Now spend some time visualizing yourself actually doing whatever it was that you resisted, avoided or delayed. Create a vivid picture of yourself being fearless throughout the activity. You’ve done this 100 times before; it’s completely comfortable. Doing one thing every day that stretches us means that we’re going to learn something, and have a deeper appreciation of our true selves and abilities. And for an entrepreneur, this can only mean a more rewarding and enriching small business experience.
After two years of 20-hour days in start-up, I honestly believe that starting and running a successful company is a linked series of tests – almost daily tests of personal ability, skill, agility, determination, worthiness and limits. Theory is for the classroom. The real tests begin outside of the classroom.
Every day, entrepreneurs are faced with circumstances so unique to them that new or novel strategies, tactics or actions have to be developed to deal with them. Business schools teach theory that mostly apply to big companies – companies with the benefit of resources, people and support. In small business, theory does not help us create unique solutions to problems we hadn’t planned on. Instead, our survival depends on the entrepreneur’s ability to respond to new information and to execute correctly.
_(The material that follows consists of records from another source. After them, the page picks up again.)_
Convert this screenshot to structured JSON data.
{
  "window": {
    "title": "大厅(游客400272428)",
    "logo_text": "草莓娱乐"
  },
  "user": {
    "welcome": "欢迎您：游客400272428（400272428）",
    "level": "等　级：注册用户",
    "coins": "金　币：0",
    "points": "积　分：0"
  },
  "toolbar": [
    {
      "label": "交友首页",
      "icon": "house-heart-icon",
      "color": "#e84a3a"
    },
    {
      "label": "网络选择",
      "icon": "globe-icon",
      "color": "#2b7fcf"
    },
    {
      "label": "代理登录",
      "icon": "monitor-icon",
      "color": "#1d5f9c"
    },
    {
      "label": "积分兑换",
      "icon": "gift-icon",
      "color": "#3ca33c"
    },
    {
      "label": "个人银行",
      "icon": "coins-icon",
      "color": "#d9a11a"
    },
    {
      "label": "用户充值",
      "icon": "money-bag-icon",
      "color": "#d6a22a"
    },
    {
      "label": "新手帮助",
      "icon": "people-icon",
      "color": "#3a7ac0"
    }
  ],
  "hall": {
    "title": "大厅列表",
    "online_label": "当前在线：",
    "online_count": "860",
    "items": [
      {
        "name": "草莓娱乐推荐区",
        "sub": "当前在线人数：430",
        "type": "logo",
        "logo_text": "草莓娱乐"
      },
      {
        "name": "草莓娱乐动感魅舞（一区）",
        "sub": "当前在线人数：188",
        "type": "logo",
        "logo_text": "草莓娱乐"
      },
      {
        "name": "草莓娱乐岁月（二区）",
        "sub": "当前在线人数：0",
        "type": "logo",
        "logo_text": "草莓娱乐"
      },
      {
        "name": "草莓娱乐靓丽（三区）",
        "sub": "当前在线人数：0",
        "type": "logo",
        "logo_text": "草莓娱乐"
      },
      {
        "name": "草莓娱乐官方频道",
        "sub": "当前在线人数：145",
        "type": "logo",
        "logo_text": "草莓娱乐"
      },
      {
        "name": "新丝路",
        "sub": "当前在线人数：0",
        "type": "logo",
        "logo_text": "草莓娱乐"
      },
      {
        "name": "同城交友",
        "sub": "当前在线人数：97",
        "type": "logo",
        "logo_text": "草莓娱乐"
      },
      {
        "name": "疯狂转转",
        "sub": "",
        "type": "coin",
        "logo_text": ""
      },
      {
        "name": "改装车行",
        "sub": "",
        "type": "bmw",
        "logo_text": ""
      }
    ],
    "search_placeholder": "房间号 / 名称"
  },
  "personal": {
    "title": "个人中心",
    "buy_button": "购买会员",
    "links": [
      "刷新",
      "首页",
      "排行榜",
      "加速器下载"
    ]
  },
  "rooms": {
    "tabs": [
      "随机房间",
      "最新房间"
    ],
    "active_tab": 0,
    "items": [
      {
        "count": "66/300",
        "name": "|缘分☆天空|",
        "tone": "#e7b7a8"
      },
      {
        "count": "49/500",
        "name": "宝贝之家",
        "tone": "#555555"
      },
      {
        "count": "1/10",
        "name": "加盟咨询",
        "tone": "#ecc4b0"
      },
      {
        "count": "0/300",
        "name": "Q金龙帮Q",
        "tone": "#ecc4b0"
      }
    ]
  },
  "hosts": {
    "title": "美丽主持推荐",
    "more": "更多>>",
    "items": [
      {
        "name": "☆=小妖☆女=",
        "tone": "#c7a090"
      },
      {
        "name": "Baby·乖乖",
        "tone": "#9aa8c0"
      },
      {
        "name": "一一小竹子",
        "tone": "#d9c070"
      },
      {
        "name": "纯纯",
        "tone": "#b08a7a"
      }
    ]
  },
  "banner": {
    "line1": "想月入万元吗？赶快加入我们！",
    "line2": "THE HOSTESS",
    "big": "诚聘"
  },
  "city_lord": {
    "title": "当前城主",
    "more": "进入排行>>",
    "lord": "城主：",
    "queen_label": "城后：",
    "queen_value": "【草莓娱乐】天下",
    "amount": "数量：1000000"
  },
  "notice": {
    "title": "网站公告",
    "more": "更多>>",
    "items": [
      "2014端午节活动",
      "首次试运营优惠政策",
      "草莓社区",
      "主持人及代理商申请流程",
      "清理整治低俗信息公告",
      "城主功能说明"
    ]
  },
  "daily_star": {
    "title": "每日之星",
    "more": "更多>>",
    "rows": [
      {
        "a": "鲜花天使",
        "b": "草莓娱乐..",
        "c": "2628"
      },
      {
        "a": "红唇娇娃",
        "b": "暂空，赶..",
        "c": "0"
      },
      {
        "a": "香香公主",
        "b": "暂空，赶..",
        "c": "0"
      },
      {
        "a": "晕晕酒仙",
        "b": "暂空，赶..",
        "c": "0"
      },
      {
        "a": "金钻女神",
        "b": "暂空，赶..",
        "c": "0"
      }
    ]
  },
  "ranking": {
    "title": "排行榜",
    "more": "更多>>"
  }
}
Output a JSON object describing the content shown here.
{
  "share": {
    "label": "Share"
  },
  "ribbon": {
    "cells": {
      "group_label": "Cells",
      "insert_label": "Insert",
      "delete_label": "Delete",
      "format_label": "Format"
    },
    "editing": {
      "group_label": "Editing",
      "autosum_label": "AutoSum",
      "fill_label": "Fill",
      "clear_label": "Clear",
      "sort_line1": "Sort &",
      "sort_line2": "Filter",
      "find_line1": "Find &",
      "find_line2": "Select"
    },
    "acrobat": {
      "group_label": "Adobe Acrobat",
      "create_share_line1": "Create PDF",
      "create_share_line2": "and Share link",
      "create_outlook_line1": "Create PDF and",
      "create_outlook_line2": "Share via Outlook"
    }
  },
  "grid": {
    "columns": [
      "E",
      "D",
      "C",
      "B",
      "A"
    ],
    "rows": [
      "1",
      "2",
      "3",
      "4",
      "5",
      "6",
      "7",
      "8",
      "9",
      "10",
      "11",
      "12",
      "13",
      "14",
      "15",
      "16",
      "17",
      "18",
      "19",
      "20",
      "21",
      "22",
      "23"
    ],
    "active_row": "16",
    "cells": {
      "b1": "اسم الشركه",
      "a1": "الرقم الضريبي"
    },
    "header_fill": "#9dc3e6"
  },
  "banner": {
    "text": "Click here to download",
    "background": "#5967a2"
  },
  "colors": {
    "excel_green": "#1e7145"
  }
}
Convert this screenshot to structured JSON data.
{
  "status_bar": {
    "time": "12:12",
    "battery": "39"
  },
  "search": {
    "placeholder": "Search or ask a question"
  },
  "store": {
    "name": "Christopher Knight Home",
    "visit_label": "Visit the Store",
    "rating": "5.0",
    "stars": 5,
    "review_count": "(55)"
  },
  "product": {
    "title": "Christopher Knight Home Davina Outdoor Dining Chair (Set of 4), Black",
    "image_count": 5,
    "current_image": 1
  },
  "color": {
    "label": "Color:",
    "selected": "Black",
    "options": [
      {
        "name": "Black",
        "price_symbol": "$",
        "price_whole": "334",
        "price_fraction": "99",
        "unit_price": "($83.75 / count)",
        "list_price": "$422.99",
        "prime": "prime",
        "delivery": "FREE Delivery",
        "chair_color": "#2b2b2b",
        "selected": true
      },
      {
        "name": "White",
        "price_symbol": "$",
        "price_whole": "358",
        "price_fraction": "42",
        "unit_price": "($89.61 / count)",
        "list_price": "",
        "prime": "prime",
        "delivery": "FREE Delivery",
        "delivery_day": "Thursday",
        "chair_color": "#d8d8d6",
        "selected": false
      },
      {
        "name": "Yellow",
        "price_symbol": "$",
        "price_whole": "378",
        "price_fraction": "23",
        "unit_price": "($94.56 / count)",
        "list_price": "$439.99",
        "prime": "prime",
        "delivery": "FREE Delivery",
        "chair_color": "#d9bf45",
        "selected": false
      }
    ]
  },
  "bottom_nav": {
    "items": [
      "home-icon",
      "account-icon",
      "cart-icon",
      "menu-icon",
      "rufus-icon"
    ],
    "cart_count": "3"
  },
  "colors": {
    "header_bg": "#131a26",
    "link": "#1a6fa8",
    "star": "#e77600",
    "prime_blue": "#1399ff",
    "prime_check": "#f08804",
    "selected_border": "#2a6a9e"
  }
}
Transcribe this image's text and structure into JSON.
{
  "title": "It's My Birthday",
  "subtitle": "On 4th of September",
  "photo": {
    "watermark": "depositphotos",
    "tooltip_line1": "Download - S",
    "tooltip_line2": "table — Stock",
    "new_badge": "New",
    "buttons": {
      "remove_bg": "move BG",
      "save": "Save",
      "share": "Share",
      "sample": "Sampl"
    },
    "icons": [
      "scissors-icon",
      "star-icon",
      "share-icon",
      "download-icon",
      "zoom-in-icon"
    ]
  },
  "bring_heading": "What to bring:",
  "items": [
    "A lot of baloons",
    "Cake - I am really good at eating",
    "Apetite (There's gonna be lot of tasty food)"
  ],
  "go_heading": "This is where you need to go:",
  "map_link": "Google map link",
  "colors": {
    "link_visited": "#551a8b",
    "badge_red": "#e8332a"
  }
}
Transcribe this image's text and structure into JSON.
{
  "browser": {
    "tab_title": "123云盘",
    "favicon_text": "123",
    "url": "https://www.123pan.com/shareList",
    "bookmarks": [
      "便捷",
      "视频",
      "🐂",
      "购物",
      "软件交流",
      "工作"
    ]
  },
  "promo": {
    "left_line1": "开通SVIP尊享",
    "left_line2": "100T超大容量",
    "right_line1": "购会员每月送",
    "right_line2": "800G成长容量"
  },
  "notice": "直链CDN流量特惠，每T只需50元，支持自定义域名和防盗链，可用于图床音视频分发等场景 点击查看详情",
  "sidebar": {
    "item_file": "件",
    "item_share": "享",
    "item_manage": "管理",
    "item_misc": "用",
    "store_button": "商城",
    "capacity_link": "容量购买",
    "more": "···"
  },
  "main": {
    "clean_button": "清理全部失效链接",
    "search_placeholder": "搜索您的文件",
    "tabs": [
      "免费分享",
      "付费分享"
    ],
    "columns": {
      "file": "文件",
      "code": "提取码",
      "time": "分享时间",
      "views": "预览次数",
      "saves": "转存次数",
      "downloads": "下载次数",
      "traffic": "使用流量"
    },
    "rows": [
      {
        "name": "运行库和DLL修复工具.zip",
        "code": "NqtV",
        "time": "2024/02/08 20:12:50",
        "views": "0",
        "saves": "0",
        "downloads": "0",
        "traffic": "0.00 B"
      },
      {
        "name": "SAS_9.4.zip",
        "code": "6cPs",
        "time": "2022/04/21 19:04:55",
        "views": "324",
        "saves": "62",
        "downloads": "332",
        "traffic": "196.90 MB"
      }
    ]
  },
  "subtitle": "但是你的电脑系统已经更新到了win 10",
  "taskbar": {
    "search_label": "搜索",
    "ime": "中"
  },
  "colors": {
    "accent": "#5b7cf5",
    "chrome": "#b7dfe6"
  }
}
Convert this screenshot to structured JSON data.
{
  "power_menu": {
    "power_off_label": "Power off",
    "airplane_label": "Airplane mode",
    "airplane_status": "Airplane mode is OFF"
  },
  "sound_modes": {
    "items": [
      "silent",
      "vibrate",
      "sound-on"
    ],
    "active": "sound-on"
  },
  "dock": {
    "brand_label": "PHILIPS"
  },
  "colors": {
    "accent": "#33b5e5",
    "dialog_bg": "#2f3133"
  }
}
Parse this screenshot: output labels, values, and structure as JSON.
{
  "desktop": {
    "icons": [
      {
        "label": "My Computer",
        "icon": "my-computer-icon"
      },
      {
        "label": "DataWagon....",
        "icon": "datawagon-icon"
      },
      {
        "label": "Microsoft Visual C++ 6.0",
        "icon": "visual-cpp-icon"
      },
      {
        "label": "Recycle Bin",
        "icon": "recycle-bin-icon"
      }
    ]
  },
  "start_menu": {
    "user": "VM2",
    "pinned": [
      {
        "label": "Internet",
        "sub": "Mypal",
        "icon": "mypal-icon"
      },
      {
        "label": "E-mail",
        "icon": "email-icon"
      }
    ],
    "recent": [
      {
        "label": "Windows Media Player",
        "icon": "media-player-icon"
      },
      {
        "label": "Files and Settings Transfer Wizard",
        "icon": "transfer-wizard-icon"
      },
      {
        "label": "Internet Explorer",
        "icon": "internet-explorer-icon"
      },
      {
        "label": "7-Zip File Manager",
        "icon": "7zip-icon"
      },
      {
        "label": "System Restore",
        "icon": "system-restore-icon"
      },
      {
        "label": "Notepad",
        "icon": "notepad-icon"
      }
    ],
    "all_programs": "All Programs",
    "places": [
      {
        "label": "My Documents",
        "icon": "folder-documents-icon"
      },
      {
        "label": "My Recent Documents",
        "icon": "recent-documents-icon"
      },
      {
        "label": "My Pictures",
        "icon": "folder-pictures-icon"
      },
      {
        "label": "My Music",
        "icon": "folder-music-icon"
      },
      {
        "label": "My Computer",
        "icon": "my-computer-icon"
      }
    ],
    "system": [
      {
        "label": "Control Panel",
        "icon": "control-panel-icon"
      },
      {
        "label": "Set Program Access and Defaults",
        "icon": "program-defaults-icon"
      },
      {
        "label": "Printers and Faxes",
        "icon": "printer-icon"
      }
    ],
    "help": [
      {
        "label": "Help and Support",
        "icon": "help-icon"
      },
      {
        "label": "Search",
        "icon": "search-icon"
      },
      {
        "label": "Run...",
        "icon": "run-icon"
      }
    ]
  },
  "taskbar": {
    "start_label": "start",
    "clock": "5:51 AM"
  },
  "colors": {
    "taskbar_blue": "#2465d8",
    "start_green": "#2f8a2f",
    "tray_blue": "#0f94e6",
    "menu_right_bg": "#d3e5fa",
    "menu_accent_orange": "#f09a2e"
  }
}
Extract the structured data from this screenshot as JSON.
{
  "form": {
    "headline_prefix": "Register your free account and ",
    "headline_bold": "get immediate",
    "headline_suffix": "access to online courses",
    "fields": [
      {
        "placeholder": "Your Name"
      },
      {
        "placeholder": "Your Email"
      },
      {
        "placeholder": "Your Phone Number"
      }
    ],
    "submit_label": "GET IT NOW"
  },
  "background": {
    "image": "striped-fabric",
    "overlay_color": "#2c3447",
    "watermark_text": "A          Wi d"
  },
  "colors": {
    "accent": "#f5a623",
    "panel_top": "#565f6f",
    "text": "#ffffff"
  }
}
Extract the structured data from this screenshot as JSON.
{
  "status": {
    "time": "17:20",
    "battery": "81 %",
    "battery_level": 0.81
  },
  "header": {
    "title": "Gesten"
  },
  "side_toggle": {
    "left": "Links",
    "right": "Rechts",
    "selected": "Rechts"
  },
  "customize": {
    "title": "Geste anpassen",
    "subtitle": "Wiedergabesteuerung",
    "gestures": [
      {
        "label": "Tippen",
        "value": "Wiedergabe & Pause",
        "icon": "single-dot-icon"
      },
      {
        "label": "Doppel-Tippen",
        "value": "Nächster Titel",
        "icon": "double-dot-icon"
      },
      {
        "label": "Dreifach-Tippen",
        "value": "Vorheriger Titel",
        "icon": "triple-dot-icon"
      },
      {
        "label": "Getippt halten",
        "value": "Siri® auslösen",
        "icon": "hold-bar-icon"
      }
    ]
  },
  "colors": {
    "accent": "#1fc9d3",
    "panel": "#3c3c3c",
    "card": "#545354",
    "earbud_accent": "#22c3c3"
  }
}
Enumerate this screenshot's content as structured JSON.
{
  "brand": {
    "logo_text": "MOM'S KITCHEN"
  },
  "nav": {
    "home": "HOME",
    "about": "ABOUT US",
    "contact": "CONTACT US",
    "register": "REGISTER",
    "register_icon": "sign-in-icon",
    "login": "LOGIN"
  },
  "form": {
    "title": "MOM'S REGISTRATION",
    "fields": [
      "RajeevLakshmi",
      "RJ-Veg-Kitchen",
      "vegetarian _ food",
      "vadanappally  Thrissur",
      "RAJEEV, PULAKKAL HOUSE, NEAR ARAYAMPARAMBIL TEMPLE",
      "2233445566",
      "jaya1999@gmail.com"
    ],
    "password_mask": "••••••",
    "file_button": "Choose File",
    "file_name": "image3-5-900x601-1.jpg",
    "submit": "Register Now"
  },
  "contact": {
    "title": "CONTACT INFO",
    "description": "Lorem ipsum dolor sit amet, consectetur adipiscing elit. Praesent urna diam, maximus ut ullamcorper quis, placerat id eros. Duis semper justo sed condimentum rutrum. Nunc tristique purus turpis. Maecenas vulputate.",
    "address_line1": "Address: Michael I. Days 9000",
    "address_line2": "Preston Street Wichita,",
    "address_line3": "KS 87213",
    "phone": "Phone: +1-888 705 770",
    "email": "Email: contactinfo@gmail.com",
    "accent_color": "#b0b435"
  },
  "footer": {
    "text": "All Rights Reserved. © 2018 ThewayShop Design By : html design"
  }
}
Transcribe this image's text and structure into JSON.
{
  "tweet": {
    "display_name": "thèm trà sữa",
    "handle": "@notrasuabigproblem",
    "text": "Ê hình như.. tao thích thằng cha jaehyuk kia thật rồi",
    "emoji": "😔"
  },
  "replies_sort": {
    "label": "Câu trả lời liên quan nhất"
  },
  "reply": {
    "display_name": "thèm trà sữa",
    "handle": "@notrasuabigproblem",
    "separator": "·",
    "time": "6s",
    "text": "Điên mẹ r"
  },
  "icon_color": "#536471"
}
For some, facing new challenges every day is the joy of running a business. For others, it is simply too overwhelming and one of the factors associated with the high rate of business closure.
I get up every morning knowing that something somewhere will challenge me, make me stretch, make me work harder that day. I also know that the more tests we pass, the more incremental successes we have, and the more confident we become in our abilities and skills as entrepreneurs. This is the beauty of experience. Relish in your success every day knowing you’ve just passed another real-life test of being an entrepreneur.